Hall acknowledges that he still encounters people in companies who are initially skeptical of his stress management philosophies and conscious life guidelines.
“But we have long-term studies that show that people who do mindfulness exercises and live consciously actually live longer, have better health outcomes, have a variety of things, are less violent with children,” he says. I tell company leaders that the balance of their work and life is bipolar, this is a dinosaur, this is an old thinking, and you cannot live and then work, then work and then live. “If you are mindful, it is seamless – at home you look after your children, your lover or your partner, and at work you are mindful.” (He owns the Mindful Living brand and distinguishes it from mindfulness, which he says still has a Buddhist, almost spiritual, meaning.)
“[Part of] the mental life is a model of reflection,” says Hall. “It’s an ancient business model, a spiritual model, [and] taught by the Wharton School of Business. They do not call it that, but that is what lives consciously, that is, you do an action, then you come back and consciously think about it. “Awareness means waking up, awareness, and the facts are that whether you are a manager or a mother, the people who reach the peak are usually the most aware.”
His clients also include aspiring entrepreneurs, such as someone who “looks at successful, experienced people with a depressing sad passion, I’m not like you.

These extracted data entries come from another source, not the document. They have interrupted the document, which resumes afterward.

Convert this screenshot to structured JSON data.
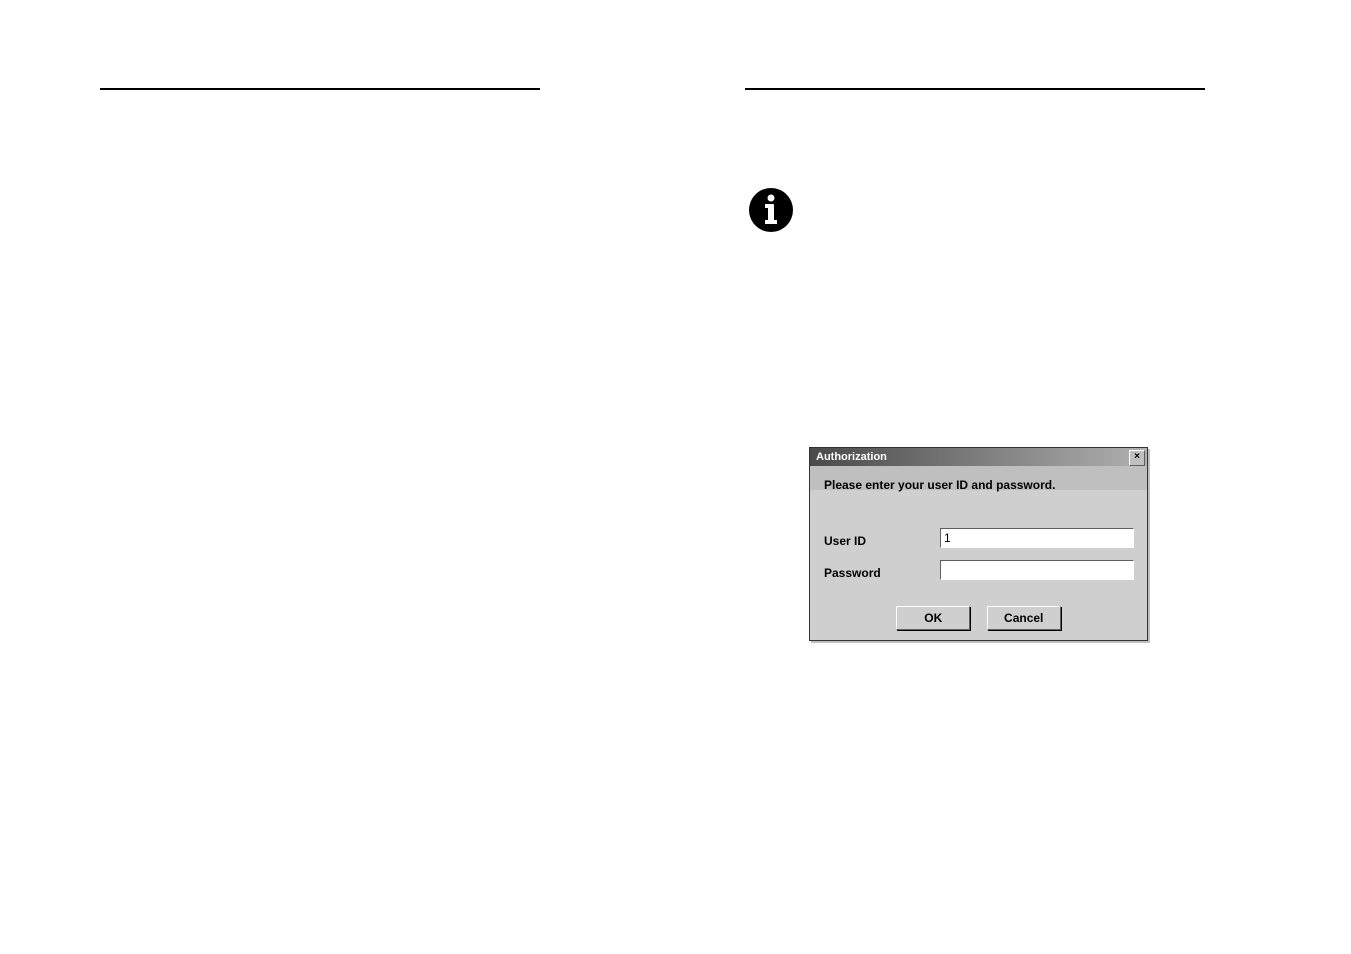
{
  "dialog": {
    "title": "Authorization",
    "prompt": "Please enter your user ID and password.",
    "close_glyph": "×",
    "fields": {
      "user_id_label": "User ID",
      "user_id_value": "1",
      "password_label": "Password",
      "password_value": ""
    },
    "buttons": {
      "ok_label": "OK",
      "cancel_label": "Cancel"
    }
  },
  "icons": {
    "info": "info-icon"
  }
}
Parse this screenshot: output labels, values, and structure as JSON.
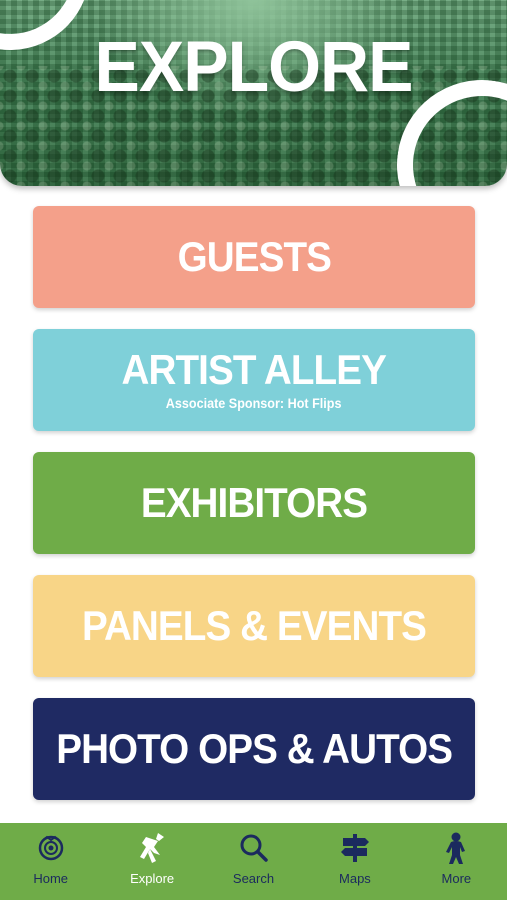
{
  "header": {
    "title": "EXPLORE"
  },
  "menu": [
    {
      "label": "GUESTS",
      "subtitle": "",
      "color": "#f4a08a"
    },
    {
      "label": "ARTIST ALLEY",
      "subtitle": "Associate Sponsor: Hot Flips",
      "color": "#7fd0d9"
    },
    {
      "label": "EXHIBITORS",
      "subtitle": "",
      "color": "#6fac48"
    },
    {
      "label": "PANELS & EVENTS",
      "subtitle": "",
      "color": "#f8d587"
    },
    {
      "label": "PHOTO OPS & AUTOS",
      "subtitle": "",
      "color": "#1f2a63"
    }
  ],
  "tabbar": {
    "background": "#6fac48",
    "items": [
      {
        "label": "Home",
        "icon": "home-logo-icon",
        "active": false
      },
      {
        "label": "Explore",
        "icon": "explore-figure-icon",
        "active": true
      },
      {
        "label": "Search",
        "icon": "search-icon",
        "active": false
      },
      {
        "label": "Maps",
        "icon": "signpost-icon",
        "active": false
      },
      {
        "label": "More",
        "icon": "bigfoot-icon",
        "active": false
      }
    ]
  }
}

I could never be like that. I look at them exactly the opposite and say, “Are you kidding? Hey, let’s have a cup of coffee. I love you. Let’s go.” “
Scroll through stress soup
Hall says he runs the ACE exercise, which traders find efficient and useful.
What Hall still finds “totally unbelievable” is that 90% of people who participate in exercise procrastinate doing things that will have a positive effect. “What they say is, ‘I was fine, I worked 80 hours this week, so I can play golf.'” “Or ” finish your work ” list the joy or what you like before practicing.”
Hall could even put his recent fall on the ice, which caused his post-traumatic stress, in a healthy perspective. “I immediately texted my friends and someone brought me some soup,” he says. “When I needed my husband, he came home and we just sat there and turned on the brainless TV.
It’s kind of like getting the flu virus, but what I’ve told my publisher is that I’m glad it happened, because I write more about my PTSD experience in my books, and now I’m back from trying it again. With those coming home from Iraq and Afghanistan, NFL players suffering from concussion effects, many of whom are young and trying to start their own company.
The key to working on different layers of stress is identifying the stressors, inside or out, and working with them. “This process creates new energy and allows us to say, ‘Wow, this is really great,'” says Hall. My life is changing because I do not give up on these issues. “I try to learn about it through people and through myself.”